I think the NY Mets were overdue to get a kick in the pants. I wouldn’t be surprised if they start to play like the contenders they were supposed to be. Toronto is in a killer division (AL East), and really doesn’t have the resources to compete with Boston and New York, or the young talent of Tampa Bay. It’s hard to see a sudden surge from the Jays given their competition. The smell of panic might actually drive the team in the opposite direction.

As handicappers, we have to outline expectations based on our read of the situation. But then we also have to watch the situation develop very closely. These are significant windows of opportunity that are likely to catch the betting markets napping. If a team does get hot and start to surge, it will take the lines a few weeks to catch up. If a team does fall off the map because the players are in some sort of revolt, it will take a few weeks to account for this new direction as well. Betting lines are based on “perceptions” of teams. It takes a little time for perceptions to catch up with reality when something dramatic happens in the middle of the season.

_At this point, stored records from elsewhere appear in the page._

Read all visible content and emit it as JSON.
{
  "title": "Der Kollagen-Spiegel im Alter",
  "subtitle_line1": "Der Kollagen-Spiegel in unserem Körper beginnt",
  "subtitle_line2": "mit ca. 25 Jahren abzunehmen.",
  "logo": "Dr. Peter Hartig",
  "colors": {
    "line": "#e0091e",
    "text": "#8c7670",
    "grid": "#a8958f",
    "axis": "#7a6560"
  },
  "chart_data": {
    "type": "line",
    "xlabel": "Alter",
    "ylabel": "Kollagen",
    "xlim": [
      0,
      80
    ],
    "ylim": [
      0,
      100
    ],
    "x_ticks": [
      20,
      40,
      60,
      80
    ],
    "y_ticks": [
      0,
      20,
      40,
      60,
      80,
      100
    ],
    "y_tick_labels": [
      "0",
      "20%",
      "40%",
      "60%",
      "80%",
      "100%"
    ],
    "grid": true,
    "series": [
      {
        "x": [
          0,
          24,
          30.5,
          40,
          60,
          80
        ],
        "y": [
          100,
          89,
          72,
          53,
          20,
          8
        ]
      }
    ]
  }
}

I strongly encourage you to keep track of Seattle, Toronto, and the NY Mets separately from your normal handicapping research. If another manager gets fired before the All-Star Break, do the same with that team. Force yourself to pay very close attention to what’s happening on a daily basis with franchises in transition. I’ve already circled the names of about ten key “underachievers” in the lineups who I will be monitoring statistically. If these guys do play with a new sense of urgency, they’ll be lighting up the scoreboard the next few weeks. If not,

I want to see what their replacements do.

The great thing about sports handicapping is that reality keeps changing the playing field! Oddsmakers and the general public have to react without any real certainty about what’s going to happen. If you can stay ahead of them on the learning curve, you can grind out a profit until the lines catch up. In a sport like baseball, that can be as long as a couple of months.